When we faced the Soviet Union it was after their terrible Civil War, a war with Poland, the internal purges, border skirmishes in China with the Japanese Army, and the loss of millions in the Great Patriotic War. The Russian people were war weary. Even in the Cold War enviorment hundreds of Russian soldiers, sailors, and airmen died in training or using defective equipment. The Cold War was almost as costly as a hot war.
So, the Soviets knew quite well about war and the objective, expansion of their empire, could only be done by use of arms. However, nuclear weapons removed that objective because any objective would have been destroyed by the sun-like burst of thermonuclear weapons.
Iran sees none of that. All they need are two nukes. One can be for Washington and the other for Jerusalem. That would accomplish all of Iran's objectives; the destruction of Israel and of the Great Satan.
It matters not that Iranian cities might be be flattened in a nuclear exchange. Indeed, this poster believes that what is left of the American government will back down, craven cowards to all but those apposed to religious institution funded family planning.
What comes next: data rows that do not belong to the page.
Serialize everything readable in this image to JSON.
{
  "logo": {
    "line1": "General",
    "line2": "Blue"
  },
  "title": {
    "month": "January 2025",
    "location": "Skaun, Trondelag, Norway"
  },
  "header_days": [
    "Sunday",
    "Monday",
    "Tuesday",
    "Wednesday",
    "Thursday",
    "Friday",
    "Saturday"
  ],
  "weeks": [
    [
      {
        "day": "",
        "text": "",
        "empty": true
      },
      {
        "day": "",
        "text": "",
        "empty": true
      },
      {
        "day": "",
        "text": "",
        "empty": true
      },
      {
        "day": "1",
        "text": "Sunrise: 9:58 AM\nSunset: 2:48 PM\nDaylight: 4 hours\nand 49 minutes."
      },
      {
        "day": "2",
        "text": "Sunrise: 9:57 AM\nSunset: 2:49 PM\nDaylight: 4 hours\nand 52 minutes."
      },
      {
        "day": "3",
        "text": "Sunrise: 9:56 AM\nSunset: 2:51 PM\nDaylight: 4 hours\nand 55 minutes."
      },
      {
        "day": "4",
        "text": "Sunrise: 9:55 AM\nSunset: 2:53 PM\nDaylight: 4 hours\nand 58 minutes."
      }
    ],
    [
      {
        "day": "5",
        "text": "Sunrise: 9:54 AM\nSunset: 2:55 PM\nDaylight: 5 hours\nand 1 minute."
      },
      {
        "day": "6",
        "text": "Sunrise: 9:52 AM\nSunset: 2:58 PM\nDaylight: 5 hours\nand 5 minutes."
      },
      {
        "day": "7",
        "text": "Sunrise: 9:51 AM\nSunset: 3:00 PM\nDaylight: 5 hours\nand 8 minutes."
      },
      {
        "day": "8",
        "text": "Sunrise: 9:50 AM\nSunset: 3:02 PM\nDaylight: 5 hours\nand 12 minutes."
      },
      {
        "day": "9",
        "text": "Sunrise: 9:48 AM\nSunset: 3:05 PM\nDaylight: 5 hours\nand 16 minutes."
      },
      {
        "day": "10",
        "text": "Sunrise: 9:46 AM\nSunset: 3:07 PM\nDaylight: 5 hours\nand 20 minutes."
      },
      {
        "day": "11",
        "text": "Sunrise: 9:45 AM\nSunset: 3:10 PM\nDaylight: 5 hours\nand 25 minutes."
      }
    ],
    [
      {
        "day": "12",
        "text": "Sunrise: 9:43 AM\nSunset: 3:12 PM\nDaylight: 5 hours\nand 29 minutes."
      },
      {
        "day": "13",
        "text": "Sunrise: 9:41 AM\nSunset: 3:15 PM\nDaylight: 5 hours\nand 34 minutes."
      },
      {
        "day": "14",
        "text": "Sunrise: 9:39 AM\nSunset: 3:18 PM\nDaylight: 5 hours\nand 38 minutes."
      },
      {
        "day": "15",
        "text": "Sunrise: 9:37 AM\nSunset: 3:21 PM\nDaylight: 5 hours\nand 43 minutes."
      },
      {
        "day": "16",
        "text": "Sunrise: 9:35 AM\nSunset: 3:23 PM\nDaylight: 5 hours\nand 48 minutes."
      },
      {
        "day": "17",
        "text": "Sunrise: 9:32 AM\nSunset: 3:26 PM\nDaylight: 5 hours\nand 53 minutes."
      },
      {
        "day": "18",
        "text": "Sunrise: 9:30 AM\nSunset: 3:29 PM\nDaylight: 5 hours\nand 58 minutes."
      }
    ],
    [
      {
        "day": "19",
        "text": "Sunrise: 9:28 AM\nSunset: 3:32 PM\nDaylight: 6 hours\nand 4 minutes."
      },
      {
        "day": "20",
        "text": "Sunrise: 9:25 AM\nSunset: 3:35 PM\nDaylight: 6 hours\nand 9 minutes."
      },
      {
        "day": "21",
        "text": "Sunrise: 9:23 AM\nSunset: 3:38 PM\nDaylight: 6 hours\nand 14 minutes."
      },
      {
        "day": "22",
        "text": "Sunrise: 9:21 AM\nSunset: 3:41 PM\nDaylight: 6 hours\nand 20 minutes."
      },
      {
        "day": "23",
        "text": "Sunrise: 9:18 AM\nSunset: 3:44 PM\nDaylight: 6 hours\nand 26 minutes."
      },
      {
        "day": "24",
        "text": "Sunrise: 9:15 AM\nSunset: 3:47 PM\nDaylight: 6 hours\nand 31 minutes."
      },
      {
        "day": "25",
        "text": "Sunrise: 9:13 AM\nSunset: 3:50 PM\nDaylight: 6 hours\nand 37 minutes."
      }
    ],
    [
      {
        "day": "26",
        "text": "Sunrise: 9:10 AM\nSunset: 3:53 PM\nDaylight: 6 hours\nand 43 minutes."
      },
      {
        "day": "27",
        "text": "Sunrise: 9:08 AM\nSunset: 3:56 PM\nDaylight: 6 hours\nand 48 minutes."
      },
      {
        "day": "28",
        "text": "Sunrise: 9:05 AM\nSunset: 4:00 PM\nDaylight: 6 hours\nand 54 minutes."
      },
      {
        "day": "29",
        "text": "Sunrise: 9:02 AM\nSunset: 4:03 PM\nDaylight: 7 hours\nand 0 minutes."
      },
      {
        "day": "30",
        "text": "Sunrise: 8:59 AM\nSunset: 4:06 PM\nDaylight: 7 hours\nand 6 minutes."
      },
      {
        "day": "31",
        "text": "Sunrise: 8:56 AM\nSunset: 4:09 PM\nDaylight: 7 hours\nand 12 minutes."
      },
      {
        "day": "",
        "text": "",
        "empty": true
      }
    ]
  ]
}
Depending on the size of the nuclear weapon used, there might not be that many residents alive in Israel to do a counter strike. A 100 KT weapon will effectively exterminate Isreal.'
Fate has given us a lesson for 2012. It was the phone call of the young widow living in rural Oklahoma to the 911 operator who replied, "you do what you have to do to protect yourself and that baby". Russia and China will say they oppose any action. However, they are like the 911 operator. They are not going to say, "take off the kid gloves and take these jokers out!" They have to play both sides. It would be interesting to hear what is being said in private. China must be in abject terror because they have millions of people who could be killed by the nuclear fallout.
I give our chances of avoiding nuclear war 50-50 in 2012-2014.
destroying DC with a nuke will not destroy the US. However,a single nucdet over the US at enough altitude would cause an EMP burst that would set the US back to 19th century living conditions,that we are NOT prepared for. Many millions of US citizens would die from starvation and disease in the first year,around 90% of the population. It would mean the end of the US.
Iran has been testing SCUD launches with HIGH altitude warhead detonations,characteristics of an EMP sneak attack. Iran does not need containerships to reach Israel with it's missiles,but it does to hit the US. Also,Iran has been building a missile base in Venezuela,bringing their IRBMs within range of US cities. they could have anthrax or chemical warheads. Iran's first use of a nuke may not be on Israel,it is more likely to be over the US. With the US crippled and out of the way,Iran would be free to do as they please,and Israel would have no one to support it.
Why would some destroyed electronics kill 90% of the people in the USA? and in a year are you kidding me? ANYTHING that an EMP bomb could destroy would be replaced quickly.